Something that I haven’t mentioned yet is how much of a character Neville makes New York in this book. I’ve been ambivalent towards travelling my whole life: I’ve enjoyed the trips away that I’ve had but they aren’t something I actively plan for and a lot of places that I’ve been to have been suspiciously close to places that I’ve needed to go to for other reasons (weddings, reunions, that sort of thing). But I’ve always wanted to visit “my” New York. Not New York as it is now, though, but New York as I imagined it during the middle of the Twentieth Century. The books I’ve read have painted a very unrealistic picture of a city that I want to go to but it doesn’t exist. It was an amalgam of any number of writers like Mark Helprin, Helene Hanff, Arthur Miller, Isaac Asimov and others who had created a magical picture of The Big Apple as it was in my head… I’ve given it a lot of thought and I can trace it all back to this book.

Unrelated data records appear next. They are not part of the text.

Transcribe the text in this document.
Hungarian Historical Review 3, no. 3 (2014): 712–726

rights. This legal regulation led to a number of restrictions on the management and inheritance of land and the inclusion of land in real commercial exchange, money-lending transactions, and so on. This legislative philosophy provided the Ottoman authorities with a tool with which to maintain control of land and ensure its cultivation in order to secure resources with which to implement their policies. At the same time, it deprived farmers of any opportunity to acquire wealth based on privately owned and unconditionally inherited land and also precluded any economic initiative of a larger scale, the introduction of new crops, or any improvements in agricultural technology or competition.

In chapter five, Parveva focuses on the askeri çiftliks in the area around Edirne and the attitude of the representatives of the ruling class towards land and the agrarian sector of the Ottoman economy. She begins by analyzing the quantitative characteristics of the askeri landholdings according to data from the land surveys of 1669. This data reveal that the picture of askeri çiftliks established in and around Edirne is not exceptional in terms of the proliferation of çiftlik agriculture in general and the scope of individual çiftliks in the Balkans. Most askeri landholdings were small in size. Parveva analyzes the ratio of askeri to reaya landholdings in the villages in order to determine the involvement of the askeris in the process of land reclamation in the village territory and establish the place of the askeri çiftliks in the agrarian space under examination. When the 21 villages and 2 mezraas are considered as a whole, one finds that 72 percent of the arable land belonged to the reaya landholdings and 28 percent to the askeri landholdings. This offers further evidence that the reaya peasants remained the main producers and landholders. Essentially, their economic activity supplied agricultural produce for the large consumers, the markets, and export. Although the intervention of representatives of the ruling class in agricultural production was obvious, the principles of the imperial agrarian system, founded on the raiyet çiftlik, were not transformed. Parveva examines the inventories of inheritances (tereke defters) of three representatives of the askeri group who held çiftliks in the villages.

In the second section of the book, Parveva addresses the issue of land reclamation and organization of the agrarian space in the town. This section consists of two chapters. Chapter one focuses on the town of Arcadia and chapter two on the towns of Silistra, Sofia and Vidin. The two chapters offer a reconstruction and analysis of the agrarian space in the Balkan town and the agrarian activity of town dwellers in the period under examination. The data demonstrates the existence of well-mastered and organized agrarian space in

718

It wasn’t even my book: my sister had it first, but it appeared that I was the only one who read it with any kind of regularity. We even got rid of it during a move and I only rediscovered it about twenty years later in a second-hand shop. It’s also a very slim volume and not a lot really happens in it except that a boy gets to understand the people around him a little better. And, while most of my reading had held a healthy slice of the domestic and was built around relationships between people, they weren’t – to put it mildly – the main focus. If I could be generous to much-younger me, I was more concerned with plot over character then. Thankfully I’ve gone quite a ways in the other direction these days, and Dave and his family and friends were possibly a cat-alyst for that (I’m so, so sorry).
I was more used to stories that had more action and adventure in them, where people faced hard moral decisions that usually meant choosing between a) sending people out to fight for their honour or b) compromising, not have people kill each other and then seeing if they could live with that result. As I grew older, though, I began to realise that I didn’t like those hard worlds where people made decisions that affected everyone around them in a terrible way. It was bad enough living in a world like that, let alone reading about it.
But for a youngster who spent a lot of time in other people’s worlds, this felt like an ok place to be, peopled with folks who weren’t actively out to thwart or hurt each other. And that’s not a bad place to go to, really. Plus, it has cats.